No configuration of Ethernet ports is required when VLAN transparent is enabled. The Ethernet
○
port passes both tagged and untagged frames without interpreting the frames.
• If VLAN Transparent is disabled, then all packets are handled according to the VLAN configuration
on the port (trunk, access, or normal mode).

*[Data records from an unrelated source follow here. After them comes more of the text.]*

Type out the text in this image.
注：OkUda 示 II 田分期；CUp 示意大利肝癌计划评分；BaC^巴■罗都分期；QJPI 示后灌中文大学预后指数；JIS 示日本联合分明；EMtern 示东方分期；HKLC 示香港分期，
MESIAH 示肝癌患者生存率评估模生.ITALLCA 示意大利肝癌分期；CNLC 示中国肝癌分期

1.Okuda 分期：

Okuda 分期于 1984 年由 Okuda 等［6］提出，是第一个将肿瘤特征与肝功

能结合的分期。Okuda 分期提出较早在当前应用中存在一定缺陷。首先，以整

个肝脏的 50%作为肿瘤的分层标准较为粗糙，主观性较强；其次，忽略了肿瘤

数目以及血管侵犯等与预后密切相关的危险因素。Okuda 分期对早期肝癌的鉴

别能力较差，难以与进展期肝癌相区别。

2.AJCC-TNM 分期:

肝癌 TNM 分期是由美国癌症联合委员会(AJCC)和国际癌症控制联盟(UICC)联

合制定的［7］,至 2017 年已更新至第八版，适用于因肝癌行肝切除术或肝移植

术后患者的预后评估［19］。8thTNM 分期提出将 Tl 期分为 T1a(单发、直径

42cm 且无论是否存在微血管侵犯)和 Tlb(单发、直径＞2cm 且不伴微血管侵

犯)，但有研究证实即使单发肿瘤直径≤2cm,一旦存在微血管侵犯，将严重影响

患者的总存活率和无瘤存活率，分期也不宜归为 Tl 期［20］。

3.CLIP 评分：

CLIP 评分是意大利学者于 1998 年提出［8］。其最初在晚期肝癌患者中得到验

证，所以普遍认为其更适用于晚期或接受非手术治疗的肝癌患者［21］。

If the Ethernet port is set to Trunk mode, then Ethernet VLAN tagging must be configured.
○
Tip: To use AP VLAN tagging, you must uncheck the VLAN Transparent check box.

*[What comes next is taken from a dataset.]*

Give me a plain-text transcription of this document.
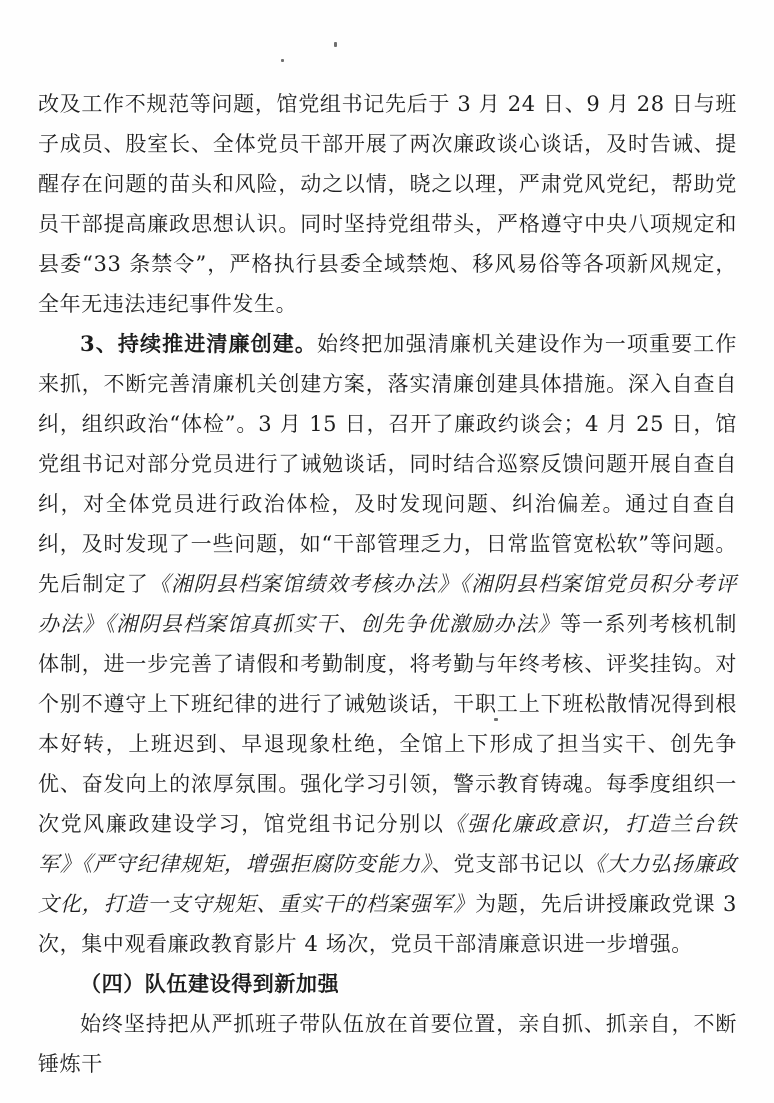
改及工作不规范等问题，馆党组书记先后于 3 月 24 日、9 月 28 日与班子成员、股室长、全体党员干部开展了两次廉政谈心谈话，及时告诫、提醒存在问题的苗头和风险，动之以情，晓之以理，严肃党风党纪，帮助党员干部提高廉政思想认识。同时坚持党组带头，严格遵守中央八项规定和县委“33 条禁令”，严格执行县委全域禁炮、移风易俗等各项新风规定，全年无违法违纪事件发生。

3、持续推进清廉创建。始终把加强清廉机关建设作为一项重要工作来抓，不断完善清廉机关创建方案，落实清廉创建具体措施。深入自查自纠，组织政治“体检”。3 月 15 日，召开了廉政约谈会；4 月 25 日，馆党组书记对部分党员进行了诫勉谈话，同时结合巡察反馈问题开展自查自纠，对全体党员进行政治体检，及时发现问题、纠治偏差。通过自查自纠，及时发现了一些问题，如“干部管理乏力，日常监管宽松软”等问题。先后制定了《湘阴县档案馆绩效考核办法》《湘阴县档案馆党员积分考评办法》《湘阴县档案馆真抓实干、创先争优激励办法》等一系列考核机制体制，进一步完善了请假和考勤制度，将考勤与年终考核、评奖挂钩。对个别不遵守上下班纪律的进行了诫勉谈话，干职工上下班松散情况得到根本好转，上班迟到、早退现象杜绝，全馆上下形成了担当实干、创先争优、奋发向上的浓厚氛围。强化学习引领，警示教育铸魂。每季度组织一次党风廉政建设学习，馆党组书记分别以《强化廉政意识，打造兰台铁军》《严守纪律规矩，增强拒腐防变能力》、党支部书记以《大力弘扬廉政文化，打造一支守规矩、重实干的档案强军》为题，先后讲授廉政党课 3 次，集中观看廉政教育影片 4 场次，党员干部清廉意识进一步增强。

（四）队伍建设得到新加强

始终坚持把从严抓班子带队伍放在首要位置，亲自抓、抓亲自，不断锤炼干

If you do not use VLAN tagging, it means the RAP and MAP are on Native VLAN configured on
the Trunk ports. In this condition, if you want other devices behind MAP to be on the Native
VLAN (here VLAN 100), then you need to enable VLAN Transparent.

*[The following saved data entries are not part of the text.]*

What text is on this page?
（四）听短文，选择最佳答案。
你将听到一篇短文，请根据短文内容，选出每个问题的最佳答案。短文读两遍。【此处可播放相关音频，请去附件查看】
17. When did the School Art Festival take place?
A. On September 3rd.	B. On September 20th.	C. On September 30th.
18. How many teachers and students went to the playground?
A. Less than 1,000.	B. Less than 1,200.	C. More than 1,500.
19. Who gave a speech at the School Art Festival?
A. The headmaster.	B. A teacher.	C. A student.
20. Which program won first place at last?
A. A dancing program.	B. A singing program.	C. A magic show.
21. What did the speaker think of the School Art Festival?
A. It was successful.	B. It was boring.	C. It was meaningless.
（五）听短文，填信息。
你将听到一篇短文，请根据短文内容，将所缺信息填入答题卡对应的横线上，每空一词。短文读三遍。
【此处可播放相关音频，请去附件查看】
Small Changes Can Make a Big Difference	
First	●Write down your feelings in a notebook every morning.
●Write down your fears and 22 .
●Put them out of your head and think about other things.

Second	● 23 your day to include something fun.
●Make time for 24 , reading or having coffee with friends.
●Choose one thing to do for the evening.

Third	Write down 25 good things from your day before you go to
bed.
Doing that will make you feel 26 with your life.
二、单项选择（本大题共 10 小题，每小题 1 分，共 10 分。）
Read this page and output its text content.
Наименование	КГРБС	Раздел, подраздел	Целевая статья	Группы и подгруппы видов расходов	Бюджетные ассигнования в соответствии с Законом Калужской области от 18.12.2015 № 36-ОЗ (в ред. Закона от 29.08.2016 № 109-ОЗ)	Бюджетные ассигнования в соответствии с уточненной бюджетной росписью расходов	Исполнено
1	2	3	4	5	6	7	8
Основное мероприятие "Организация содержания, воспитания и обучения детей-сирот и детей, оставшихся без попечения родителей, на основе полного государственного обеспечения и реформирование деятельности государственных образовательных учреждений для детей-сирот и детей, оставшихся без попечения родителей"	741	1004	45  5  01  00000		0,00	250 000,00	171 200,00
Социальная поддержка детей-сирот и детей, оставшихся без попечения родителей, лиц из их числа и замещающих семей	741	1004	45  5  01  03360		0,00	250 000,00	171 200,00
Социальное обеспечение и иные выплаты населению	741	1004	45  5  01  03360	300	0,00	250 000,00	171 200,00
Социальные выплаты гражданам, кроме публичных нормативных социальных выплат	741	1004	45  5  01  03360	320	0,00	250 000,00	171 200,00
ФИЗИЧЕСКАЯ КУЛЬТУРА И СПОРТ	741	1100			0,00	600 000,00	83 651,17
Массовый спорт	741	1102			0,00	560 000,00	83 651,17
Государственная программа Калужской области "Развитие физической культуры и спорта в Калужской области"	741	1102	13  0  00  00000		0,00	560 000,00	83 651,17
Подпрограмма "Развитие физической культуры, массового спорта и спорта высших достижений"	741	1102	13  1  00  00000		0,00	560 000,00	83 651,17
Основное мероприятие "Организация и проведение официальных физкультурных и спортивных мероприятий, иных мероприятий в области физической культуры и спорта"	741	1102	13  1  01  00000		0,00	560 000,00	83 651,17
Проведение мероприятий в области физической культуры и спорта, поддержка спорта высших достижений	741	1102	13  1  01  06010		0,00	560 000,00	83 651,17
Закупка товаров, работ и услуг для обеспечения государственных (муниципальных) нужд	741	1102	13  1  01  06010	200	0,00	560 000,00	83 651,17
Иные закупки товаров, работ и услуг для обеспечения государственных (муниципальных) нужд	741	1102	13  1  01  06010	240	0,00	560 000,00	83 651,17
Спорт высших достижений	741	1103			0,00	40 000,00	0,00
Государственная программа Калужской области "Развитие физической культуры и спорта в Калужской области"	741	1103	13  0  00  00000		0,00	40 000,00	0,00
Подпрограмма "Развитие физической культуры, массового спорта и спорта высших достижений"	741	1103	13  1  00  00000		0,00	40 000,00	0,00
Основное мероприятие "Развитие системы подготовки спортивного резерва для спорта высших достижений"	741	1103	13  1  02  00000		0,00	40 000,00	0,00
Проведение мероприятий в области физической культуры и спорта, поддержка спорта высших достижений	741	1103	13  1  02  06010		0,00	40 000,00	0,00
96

5. The internal AP joins the EWC and you can verify the AP join state using the command "show ap
summary":
show ap summary
You can also see the AP joined via the GUI where the AP show up as Flex+Bridge mode. For convenience
you can change the name of the AP now. In this setup it is used the name AP9124_RAP:
AP General details
You can edit the Geolocation and then in the Mesh tab, make sure its Role is configured as Root AP and
the Ethernet Port Configuration is set to trunk with corresponding VLAN IDs:
Mesh Role Root

Ethernet Port Configuration
Configure MAP
It is now time to join the 9124 MAP.
1. Connect the MAP AP to the Switch1 for staging. The AP joins the EWC and shows in the AP list. Change
its name to something like AP9124_MAP and configure it as Mesh Role in the Mesh tab. Click Update &
Apply to Device:
MAP configuration
2. Disconnect the AP from Switch1 and connect to Switch2 as per the Network Diagram. The MAP joins the
EWC via wireless interface through the RAP.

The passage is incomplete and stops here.